Nenhuma das três recebe ajuda do poder público. Evelize não aceita nem conversar a respeito disso. “Eles têm quatro anos para ajudar mas só vem quando é ano de política. Então eu não tenho envolvimento nesse meio”. Já Grazi fez alguns cadastros na prefeitura e está aguardando para ver como funciona. Enquanto espera, realiza os procedimentos necessários em clínicas que praticam aquilo que é conhecido como ‘tarifa social’. “Existem clínicas que ajudam com alguns descontos em questões de castração, algumas cirurgias de emergência. Mas nada de apoio do poder público”, explica.

Os trabalhos são mais intensos, e a necessidade de apoio maior porque, segundo Grazi, os animais resgatados são encontrados em situações bastante problemáticas. “Quando a gente resgata de rua os animais estão em estado crítico, debilitados, às vezes com sarna, leishmaniose. Mas com amor e carinho eles ficam bem”, desabafa Grazi.

Fotos: Acervos de Graziela Domingues (esquerda e direita) e Carmen Calderon (centro)

Carmen diz que por diversas vezes já pensou em parar, mas que essa tristeza dura apenas alguns minutos. “Logo volto à realidade e lembro que tenho que fazer as coisas por eles”.

Evelize entende que ser uma protetora de animais é uma missão que surgiu em seu coração, e diz que apesar das dificuldades não pensa em parar. Já Grazi ressalta que de tanto amor pelos animais que resgata fez curso de Auxiliar Veterinário, o que lhe permite cuidar melhor dos bichos e gastar menos em clínicas. “Estou estagiando. Já tenho noções básicas de algumas coisas. Não preciso ficar indo em clínicas. Só não montei uma ONG ainda porque falta verba e pessoas envolvidas para isso”.

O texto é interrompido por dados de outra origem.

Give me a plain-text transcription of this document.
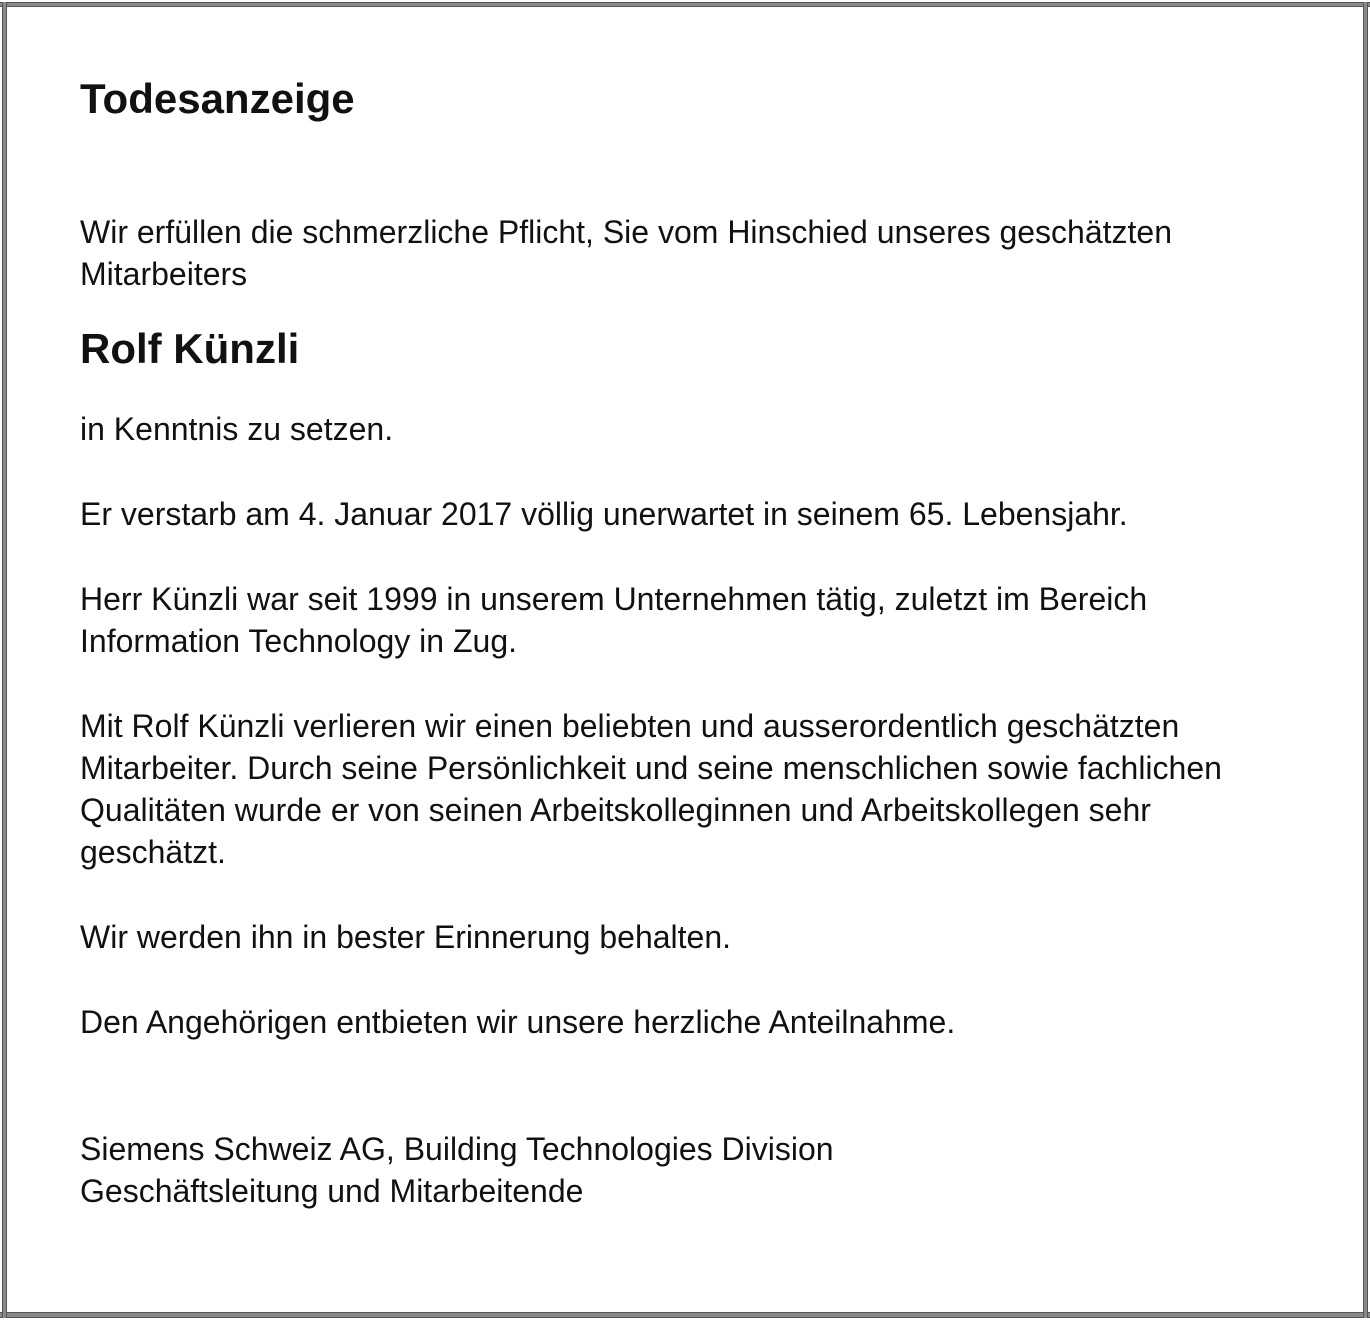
Todesanzeige

Wir erfüllen die schmerzliche Pflicht, Sie vom Hinschied unseres geschätzten Mitarbeiters

Rolf Künzli

in Kenntnis zu setzen.

Er verstarb am 4. Januar 2017 völlig unerwartet in seinem 65. Lebensjahr.

Herr Künzli war seit 1999 in unserem Unternehmen tätig, zuletzt im Bereich Information Technology in Zug.

Mit Rolf Künzli verlieren wir einen beliebten und ausserordentlich geschätzten Mitarbeiter. Durch seine Persönlichkeit und seine menschlichen sowie fachlichen Qualitäten wurde er von seinen Arbeitskolleginnen und Arbeitskollegen sehr geschätzt.

Wir werden ihn in bester Erinnerung behalten.

Den Angehörigen entbieten wir unsere herzliche Anteilnahme.

Siemens Schweiz AG, Building Technologies Division
Geschäftsleitung und Mitarbeitende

Apesar de todo o envolvimento com a ‘causa animal’, Carmen lembra que por trás do “ser protetor” existe uma vida, com rotinas de estudo, trabalho e outras atividades. Para ela, o que os diferencia é o sentimento de amor e dedicação pelos animais: “São pessoas que respeitam a vida, e não só a existência humana. Defendem os direitos dos animais, defendem uma vida mais digna, livre do sofrimento, de maus tratos, abandono, e contra a exploração animal”.